Миазмы. Трактат о сопротивлении материалов - страница 5



Она бежала все быстрее. На бегу перестала думать, слишком многое уже не имело значения, Лили осознавала только свое тело и разум, больше ничего; мчалась сквозь толпы альраунцев, и подошвы горели, а мышцы сделались тверды, словно камень. Она бежала, как в тот раз, когда слезла с балки, но об этом потом, об этом не сейчас, не в тот момент, когда Лили бежала в толпе на Пьяца-Маре, где изобилие запахов соревновалось с буйством красок, разноцветье затмевало ароматы, и так далее. Ее ничто не заботило, ни живые куры, ни мертвые коровы, ни шафран, ни фенхель, ни даже кедровые орешки, она просто бежала, ни паштет из куропатки, ни картофель, не говоря уже про чернослив и привезенные издалека финики, она просто бежала, за нею взрывались облака ароматов, падали мешки, «клыки» смешивались с «когтями», а «когти» – с «клыками»; ее не заботили ни грязные детишки, копошившиеся под навесами ларьков, ни состоятельные жители Медии, что устало несли впереди себя огромные животы, а позади лебезила свита угодливых прислужников; она просто бежала, ничего не трогала, просто бежала, ей на них было плевать, она бежала.

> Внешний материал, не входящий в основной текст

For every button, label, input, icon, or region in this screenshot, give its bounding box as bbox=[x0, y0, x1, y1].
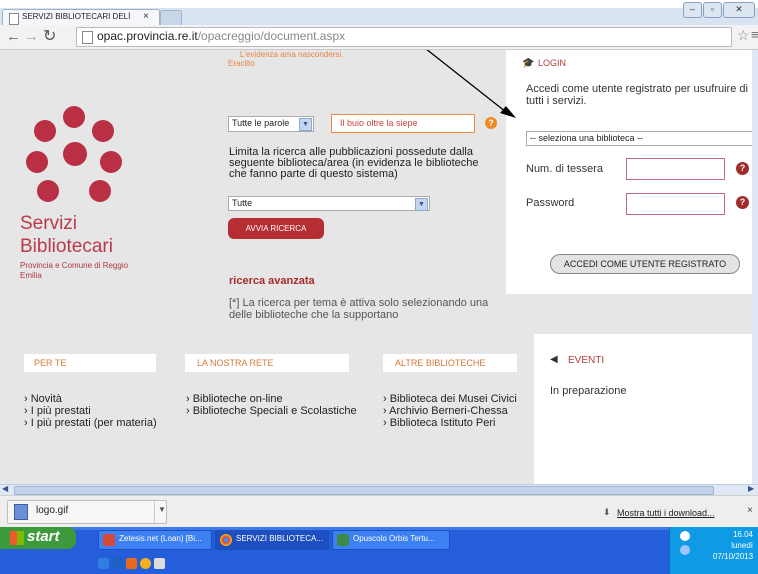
browser-icon[interactable] bbox=[112, 558, 123, 569]
reload-icon[interactable]: ↻ bbox=[43, 26, 56, 46]
vertical-scrollbar[interactable] bbox=[752, 50, 758, 484]
system-tray: 16.04 lunedì 07/10/2013 bbox=[669, 527, 758, 574]
page-content: Servizi Bibliotecari Provincia e Comune … bbox=[0, 50, 752, 484]
scroll-right-icon[interactable]: ▶ bbox=[748, 484, 754, 493]
close-icon[interactable]: × bbox=[143, 11, 149, 22]
download-icon: ⬇ bbox=[603, 507, 611, 517]
clock: 16.04 lunedì 07/10/2013 bbox=[713, 530, 754, 561]
menu-icon[interactable]: ≡ bbox=[751, 27, 758, 42]
maximize-button[interactable]: ▫ bbox=[703, 2, 722, 18]
close-window-button[interactable]: ✕ bbox=[723, 2, 755, 18]
ie-icon[interactable] bbox=[98, 558, 109, 569]
horizontal-scrollbar[interactable]: ◀ ▶ bbox=[0, 484, 758, 495]
image-file-icon bbox=[14, 504, 28, 520]
media-icon[interactable] bbox=[126, 558, 137, 569]
show-all-downloads-link[interactable]: Mostra tutti i download... bbox=[617, 508, 715, 518]
page-icon bbox=[82, 31, 93, 44]
chevron-down-icon[interactable]: ▼ bbox=[158, 505, 166, 514]
document-icon bbox=[337, 534, 349, 546]
taskbar-item-chrome[interactable]: SERVIZI BIBLIOTECA... bbox=[215, 530, 329, 550]
new-tab-button[interactable] bbox=[160, 10, 182, 26]
page-icon bbox=[9, 13, 19, 25]
scroll-thumb[interactable] bbox=[14, 486, 714, 495]
forward-icon[interactable]: → bbox=[24, 28, 39, 45]
scroll-left-icon[interactable]: ◀ bbox=[2, 484, 8, 493]
download-filename: logo.gif bbox=[36, 505, 69, 516]
tray-icon[interactable] bbox=[680, 545, 690, 555]
star-icon[interactable]: ☆ bbox=[737, 27, 750, 44]
taskbar-item-zetesis[interactable]: Zetesis.net (Loan) [Bi... bbox=[98, 530, 212, 550]
download-item[interactable]: logo.gif ▼ bbox=[7, 500, 167, 524]
annotation-arrow bbox=[426, 50, 516, 118]
app-icon bbox=[103, 534, 115, 546]
back-icon[interactable]: ← bbox=[6, 28, 21, 45]
tab-title: SERVIZI BIBLIOTECARI DELİ bbox=[22, 12, 131, 21]
browser-tab[interactable]: SERVIZI BIBLIOTECARI DELİ × bbox=[2, 9, 160, 26]
start-button[interactable]: start bbox=[0, 527, 76, 549]
url-text: opac.provincia.re.it/opacreggio/document… bbox=[97, 29, 346, 43]
close-icon[interactable]: × bbox=[747, 505, 753, 516]
url-field[interactable]: opac.provincia.re.it/opacreggio/document… bbox=[76, 27, 732, 47]
minimize-button[interactable]: – bbox=[683, 2, 702, 18]
chrome-icon bbox=[220, 534, 232, 546]
address-bar: ← → ↻ opac.provincia.re.it/opacreggio/do… bbox=[0, 25, 758, 50]
taskbar: start Zetesis.net (Loan) [Bi... SERVIZI … bbox=[0, 527, 758, 574]
windows-logo-icon bbox=[10, 531, 24, 545]
desktop-icon[interactable] bbox=[154, 558, 165, 569]
tray-icon[interactable] bbox=[680, 531, 690, 541]
download-bar: logo.gif ▼ ⬇ Mostra tutti i download... … bbox=[0, 495, 758, 527]
taskbar-item-opuscolo[interactable]: Opuscolo Orbis Tertu... bbox=[332, 530, 450, 550]
chrome-icon[interactable] bbox=[140, 558, 151, 569]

Ее интересовал только последний ларек в ряду – тот, что у канавки, по которой утекала кровь из мясницких лавок, – ларек с полотном и шелками, узорчатыми платками, хорошо скроенными и разложенными на просушку, сверкающими на солнце, как разноцветные волны, словно на море шторм начался, не иначе. Лили остановилась, перевела дух и с тоской посмотрела на шарф – алый, как гребень разъяренного петуха, подвешенного вниз головой; посмотрела на шелк, о котором так мечтала, но для которого в кошеле вечно не хватало денег. Торговка ее узнала, улыбнулась и сняла шарф с крючка. Протянула юнице, и Лили, обернув драгоценную ткань вокруг шеи, сделала пируэт, даже два, чтобы все увидели, и с горькой улыбкой бросила шарф на прилавок. А потом опять побежала.

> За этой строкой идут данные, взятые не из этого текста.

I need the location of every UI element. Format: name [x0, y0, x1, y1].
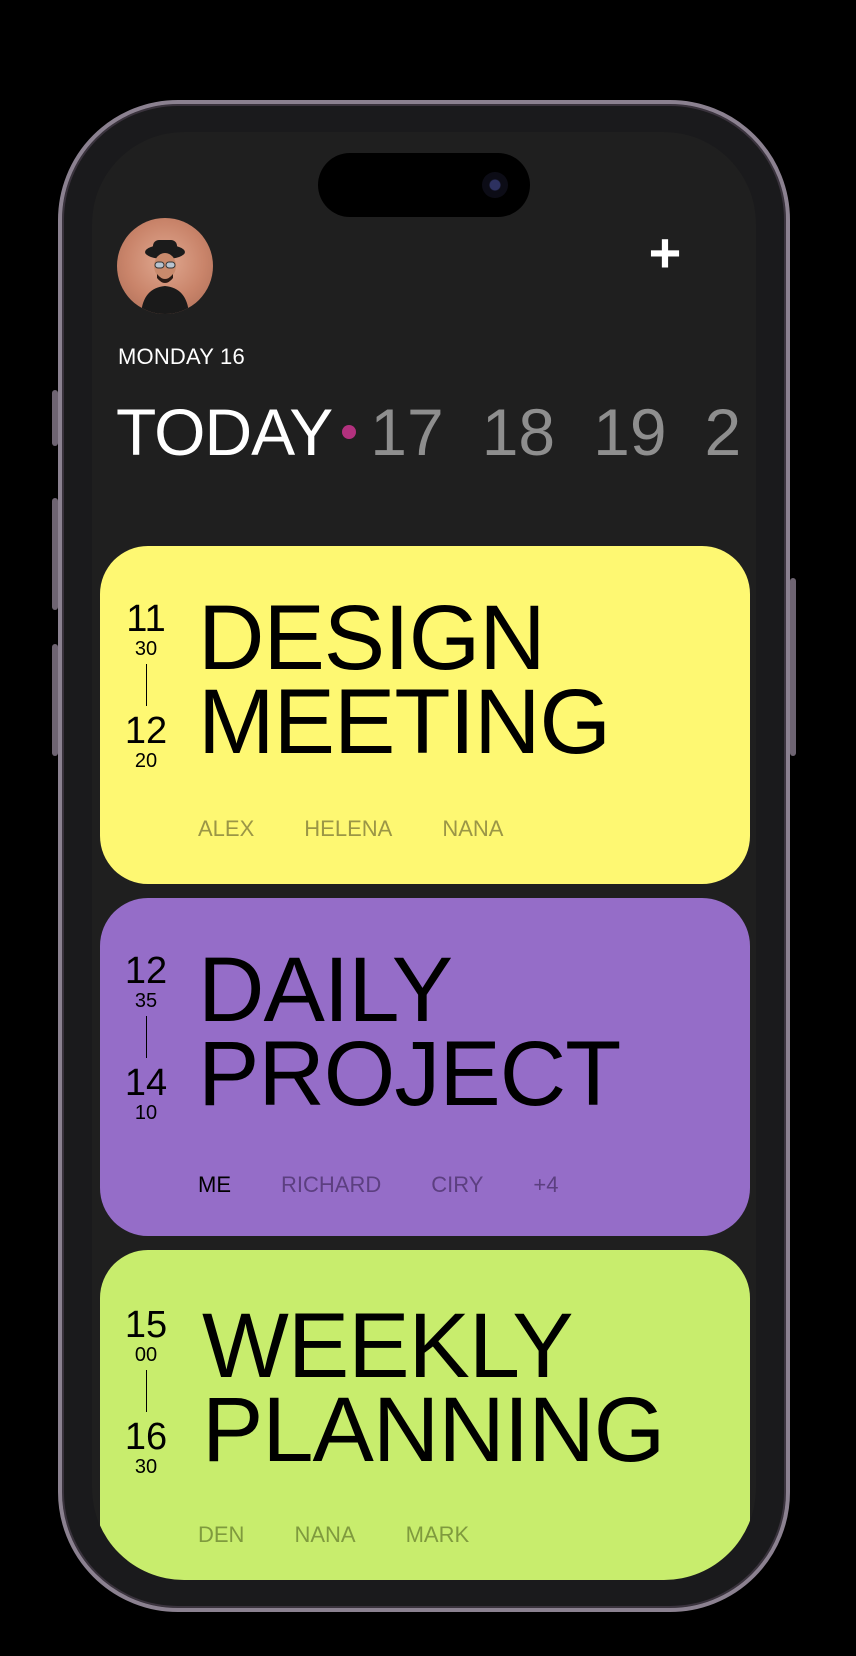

Покинула Пьяца-Маре, оставив позади рыночную суету, миновала кабаки в Ширул-Земий, разгоняя едкие алкогольные пары, взбежала по одним ступенькам, спустилась по другим, пересекла улицу, юркнула в узкий проход, вышла на свет и, приблизившись к стене, отделявшей Прими от Медии, остановилась у дома. Вошла во двор, постучалась, и тетушка Валерия ей открыла.

– Ай, маленькая негодница, где опять шлялась? Повезло, что твой батюшка еще не вернулся.

Лили только улыбнулась, прошмыгнула мимо тетушкиной юбки и исчезла в полутемном коридоре.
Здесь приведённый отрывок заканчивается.